C'est un péplum qui romance le destin d'Attila, le "Fléau de Dieu" dans l'Empire romain à son crépuscule dans les 450s alors toujours submergé par les invasions barbares. Le film sorti pendant la Guerre froide avec son fond de maccarthisme prend un certain parti pris idéologique en mettant en scène ces peuples venus de l'Est. Douglas Sirk falsifie aussi l'Histoire (déplaçant la capitale d'Occident à Rome, inversant les rôles des deux empires) pour servir la dimension dramatique à son œuvre.

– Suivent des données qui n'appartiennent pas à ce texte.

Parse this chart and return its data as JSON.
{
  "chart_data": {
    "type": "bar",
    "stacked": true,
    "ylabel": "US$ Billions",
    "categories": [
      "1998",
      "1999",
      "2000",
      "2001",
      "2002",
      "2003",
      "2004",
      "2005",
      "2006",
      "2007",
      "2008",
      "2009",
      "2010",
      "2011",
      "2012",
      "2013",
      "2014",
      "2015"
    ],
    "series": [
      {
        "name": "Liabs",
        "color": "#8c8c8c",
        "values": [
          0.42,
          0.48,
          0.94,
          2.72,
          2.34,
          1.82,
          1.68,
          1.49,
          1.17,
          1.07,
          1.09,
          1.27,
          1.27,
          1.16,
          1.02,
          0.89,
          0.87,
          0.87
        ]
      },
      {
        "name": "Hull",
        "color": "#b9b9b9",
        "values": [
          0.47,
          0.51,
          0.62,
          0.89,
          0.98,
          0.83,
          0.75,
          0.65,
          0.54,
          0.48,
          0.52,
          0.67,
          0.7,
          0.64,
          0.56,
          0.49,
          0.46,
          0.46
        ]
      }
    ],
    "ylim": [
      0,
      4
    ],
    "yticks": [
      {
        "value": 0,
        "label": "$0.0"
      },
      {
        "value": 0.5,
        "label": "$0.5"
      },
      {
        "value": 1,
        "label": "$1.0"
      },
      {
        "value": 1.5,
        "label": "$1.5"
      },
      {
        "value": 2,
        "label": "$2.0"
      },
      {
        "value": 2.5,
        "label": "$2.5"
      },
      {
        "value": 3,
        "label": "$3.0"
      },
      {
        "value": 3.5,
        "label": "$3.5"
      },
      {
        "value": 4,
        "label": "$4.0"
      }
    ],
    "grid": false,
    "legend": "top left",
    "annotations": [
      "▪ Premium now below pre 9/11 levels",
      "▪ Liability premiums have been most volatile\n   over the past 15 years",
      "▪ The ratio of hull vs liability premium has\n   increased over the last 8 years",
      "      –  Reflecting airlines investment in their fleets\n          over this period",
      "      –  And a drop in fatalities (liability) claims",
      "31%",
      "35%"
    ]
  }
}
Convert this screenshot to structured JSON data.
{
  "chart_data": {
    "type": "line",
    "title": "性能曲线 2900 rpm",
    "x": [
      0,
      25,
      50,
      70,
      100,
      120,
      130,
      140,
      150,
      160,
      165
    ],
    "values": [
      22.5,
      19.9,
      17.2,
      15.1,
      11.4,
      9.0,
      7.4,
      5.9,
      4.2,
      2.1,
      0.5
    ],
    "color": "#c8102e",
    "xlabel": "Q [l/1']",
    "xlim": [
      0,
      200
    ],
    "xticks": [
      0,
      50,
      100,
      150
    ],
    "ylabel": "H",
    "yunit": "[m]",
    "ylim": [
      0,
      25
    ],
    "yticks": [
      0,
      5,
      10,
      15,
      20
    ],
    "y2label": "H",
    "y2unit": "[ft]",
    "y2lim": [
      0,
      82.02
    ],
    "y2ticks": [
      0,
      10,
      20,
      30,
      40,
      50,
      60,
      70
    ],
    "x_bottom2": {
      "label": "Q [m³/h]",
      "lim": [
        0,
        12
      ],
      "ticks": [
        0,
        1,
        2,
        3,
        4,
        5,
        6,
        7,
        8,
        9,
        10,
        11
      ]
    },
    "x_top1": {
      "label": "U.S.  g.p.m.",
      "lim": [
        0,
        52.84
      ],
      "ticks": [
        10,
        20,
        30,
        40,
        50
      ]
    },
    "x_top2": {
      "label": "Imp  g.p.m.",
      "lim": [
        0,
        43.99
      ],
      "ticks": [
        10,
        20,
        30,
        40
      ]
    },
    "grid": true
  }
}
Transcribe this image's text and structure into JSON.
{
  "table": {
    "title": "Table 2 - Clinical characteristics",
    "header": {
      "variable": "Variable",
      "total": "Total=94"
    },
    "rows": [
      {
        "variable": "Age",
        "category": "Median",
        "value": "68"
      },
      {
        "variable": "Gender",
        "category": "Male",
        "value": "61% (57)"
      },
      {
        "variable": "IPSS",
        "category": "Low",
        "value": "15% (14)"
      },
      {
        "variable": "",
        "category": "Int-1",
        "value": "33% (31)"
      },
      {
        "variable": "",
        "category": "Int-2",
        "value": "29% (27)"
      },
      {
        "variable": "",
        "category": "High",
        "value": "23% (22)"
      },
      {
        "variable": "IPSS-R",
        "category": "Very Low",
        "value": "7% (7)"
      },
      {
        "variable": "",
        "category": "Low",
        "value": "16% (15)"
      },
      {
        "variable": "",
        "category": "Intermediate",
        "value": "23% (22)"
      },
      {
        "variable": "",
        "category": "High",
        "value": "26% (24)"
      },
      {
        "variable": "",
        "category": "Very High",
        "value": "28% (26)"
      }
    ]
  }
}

Dans la qualité que je pourrais attribuer à ce film ce sont les acteurs qui jouent bien. Jack Pallance campe un Attila très charismatique à chacune de ses apparitions (notamment sa scène d'entrée au palais de Théodose II). Idem pour rôle Jeff Chandler campant le centurion Marcien. Il y a la magnifique Ludmilla Tchérina dans le rôle de la princesse Pulcheria soeur de l'empereur d'Orient. Enfin on peut saluer la performance touchante de Rita Gam en Kurba fille d'Attila.
Les décors, certes un peu kitsch, font l'affaire. Ce qui est dommage c'est vraiment le côté studio qu'on ressent trop souvent pour les scènes en extérieur. Néanmoins je trouve que certaines scènes réalisés en studios sont vraiment belles (une scène impliquant un brouillard laiteux). Heureusement que dans toutes les scènes de dialogues on trouve quelques courtes scènes de chevauchées des barbares filmées en décors naturels. Le scènes de combat sont très moles, mais ça ne devait pas être ce qui intéressait le plus le cinéaste. Le "Signe du païen" (sorte de totem) n'est presque jamais évoqué, ni même la religion de ces barbares. C'est tout le contraire du christianisme (symboles et religion), magnifiquement mis en scène.